Seventh and lastly, deterrence, as an attempt to discourage potential perpetrators by influencing their assessment of costs relative to potential gains, cannot assure peace. The large Russian war machine could not deter war in Ukraine. The concept of deterrence - punitive/dissuasive in India, is one of the most dominant, and is considered important to develop necessary strategic and operational capabilities. India, hence, does not have the luxury of easing-off on defensibility of disputed borders.

Conclusion

In sum, complacency will be detrimental to national security. Apparently, riding on its own strength and overconfidence of NATO support, Ukrainian security forces and the intelligence establishment had been complacent. India has had her share of being surprised in history like in 1948, 1962, 1965, 1999, 2008 and 2020. Complacency hence can lead to war-like situations, and this highlights the all-importance of battlefield transparency.
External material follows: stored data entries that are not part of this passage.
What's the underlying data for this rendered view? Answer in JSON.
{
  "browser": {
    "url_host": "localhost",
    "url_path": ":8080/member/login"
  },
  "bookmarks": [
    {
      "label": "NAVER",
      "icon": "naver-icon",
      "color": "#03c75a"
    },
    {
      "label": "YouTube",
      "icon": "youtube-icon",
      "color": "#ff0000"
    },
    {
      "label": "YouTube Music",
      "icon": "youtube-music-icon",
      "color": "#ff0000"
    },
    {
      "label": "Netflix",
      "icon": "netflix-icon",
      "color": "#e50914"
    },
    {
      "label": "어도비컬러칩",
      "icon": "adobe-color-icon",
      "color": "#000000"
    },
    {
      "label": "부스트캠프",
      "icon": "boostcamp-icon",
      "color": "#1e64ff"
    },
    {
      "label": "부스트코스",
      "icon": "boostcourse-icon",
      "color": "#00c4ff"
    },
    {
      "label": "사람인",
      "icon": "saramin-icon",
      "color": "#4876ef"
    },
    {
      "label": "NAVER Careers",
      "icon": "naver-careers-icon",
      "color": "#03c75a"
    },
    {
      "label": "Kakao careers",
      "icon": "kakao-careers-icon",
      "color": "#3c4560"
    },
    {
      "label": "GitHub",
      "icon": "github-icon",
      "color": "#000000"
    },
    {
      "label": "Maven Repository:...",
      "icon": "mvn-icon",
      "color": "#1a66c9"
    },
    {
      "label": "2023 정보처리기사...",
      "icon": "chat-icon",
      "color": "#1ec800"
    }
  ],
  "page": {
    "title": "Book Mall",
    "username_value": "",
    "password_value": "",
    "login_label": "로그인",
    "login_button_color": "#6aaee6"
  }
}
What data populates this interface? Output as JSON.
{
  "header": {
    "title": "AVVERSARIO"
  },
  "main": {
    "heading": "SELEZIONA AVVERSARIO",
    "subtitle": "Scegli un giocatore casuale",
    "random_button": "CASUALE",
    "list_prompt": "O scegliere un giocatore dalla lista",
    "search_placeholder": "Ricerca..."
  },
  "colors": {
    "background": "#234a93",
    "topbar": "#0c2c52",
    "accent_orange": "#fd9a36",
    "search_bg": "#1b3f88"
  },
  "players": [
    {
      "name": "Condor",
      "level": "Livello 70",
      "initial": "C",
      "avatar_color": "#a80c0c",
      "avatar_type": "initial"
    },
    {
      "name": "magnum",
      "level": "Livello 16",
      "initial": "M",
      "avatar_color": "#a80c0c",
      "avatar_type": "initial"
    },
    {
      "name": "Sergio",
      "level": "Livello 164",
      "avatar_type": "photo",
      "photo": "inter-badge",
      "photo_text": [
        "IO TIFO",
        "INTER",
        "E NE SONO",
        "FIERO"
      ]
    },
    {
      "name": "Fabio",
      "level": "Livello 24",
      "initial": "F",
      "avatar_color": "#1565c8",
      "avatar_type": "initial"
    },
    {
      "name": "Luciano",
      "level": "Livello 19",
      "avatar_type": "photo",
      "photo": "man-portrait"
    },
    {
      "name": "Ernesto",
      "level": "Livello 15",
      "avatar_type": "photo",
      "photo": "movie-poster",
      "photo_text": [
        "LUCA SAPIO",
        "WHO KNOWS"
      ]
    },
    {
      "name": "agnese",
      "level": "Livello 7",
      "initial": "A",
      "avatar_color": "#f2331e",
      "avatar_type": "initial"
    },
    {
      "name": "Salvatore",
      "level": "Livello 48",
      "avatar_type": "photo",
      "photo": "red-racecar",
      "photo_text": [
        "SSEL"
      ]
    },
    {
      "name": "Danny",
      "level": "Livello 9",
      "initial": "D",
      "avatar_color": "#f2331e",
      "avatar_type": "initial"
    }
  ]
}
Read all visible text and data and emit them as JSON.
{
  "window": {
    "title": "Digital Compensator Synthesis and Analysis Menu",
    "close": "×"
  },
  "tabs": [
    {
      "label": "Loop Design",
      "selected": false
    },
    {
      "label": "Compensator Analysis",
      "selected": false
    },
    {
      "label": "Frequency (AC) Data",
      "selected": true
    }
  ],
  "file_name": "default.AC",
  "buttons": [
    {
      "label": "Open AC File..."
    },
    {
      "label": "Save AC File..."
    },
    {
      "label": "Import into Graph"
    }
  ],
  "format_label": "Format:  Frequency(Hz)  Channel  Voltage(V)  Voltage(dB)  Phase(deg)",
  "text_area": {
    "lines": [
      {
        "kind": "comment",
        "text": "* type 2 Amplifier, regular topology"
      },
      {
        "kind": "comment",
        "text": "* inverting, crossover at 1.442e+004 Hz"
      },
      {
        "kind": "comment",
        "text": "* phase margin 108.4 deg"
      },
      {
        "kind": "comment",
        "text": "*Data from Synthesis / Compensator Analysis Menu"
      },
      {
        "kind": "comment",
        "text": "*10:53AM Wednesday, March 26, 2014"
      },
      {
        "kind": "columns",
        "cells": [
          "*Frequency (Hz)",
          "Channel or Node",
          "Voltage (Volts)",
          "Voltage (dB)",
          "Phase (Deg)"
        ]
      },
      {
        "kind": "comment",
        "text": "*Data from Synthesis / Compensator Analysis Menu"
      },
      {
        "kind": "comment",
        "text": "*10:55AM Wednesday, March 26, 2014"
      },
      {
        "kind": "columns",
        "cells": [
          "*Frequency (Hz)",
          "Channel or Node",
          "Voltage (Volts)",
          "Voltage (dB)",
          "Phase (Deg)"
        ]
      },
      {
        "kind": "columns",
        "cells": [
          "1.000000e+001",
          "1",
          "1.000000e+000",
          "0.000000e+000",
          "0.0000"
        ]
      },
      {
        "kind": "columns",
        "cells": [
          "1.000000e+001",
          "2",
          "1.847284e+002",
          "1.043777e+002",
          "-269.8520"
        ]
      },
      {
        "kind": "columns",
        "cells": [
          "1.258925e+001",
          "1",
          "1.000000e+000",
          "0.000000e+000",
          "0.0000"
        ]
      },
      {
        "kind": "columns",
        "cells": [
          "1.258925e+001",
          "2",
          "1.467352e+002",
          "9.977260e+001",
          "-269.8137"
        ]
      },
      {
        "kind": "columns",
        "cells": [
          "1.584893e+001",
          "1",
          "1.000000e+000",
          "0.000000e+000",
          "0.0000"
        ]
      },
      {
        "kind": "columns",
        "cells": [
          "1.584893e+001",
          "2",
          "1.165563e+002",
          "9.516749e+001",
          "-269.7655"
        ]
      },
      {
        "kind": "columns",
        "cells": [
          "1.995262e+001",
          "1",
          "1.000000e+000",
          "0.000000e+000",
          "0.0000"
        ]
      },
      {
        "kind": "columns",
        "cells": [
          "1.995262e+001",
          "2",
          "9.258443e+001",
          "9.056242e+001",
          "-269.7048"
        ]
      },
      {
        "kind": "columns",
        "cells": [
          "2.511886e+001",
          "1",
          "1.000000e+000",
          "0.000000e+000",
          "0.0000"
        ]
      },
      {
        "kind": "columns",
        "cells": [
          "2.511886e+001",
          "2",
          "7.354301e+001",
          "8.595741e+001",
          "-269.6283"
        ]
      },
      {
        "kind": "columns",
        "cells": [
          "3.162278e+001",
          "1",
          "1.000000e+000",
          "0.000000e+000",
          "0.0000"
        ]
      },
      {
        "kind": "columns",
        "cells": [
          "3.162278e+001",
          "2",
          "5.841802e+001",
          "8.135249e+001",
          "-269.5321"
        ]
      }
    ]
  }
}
To be militarily effective in war, it is of utmost necessity for India to recognise that in all domains of warfare – army, navy, air force, space, cyber and electronic warfare, and in all dimensions, physical, informational and cognitive, adaptation will be all important. Militaries will invariably confront problems posed by imaginative adversaries with asymmetrical force and technological advantage, as also of unfathomable strategy. The lines between peace and war have been blurred into irrelevance. Israel was deeming itself to be in a peaceful time! India, in peace, hence remains in a state of challenges, undeclared and unending!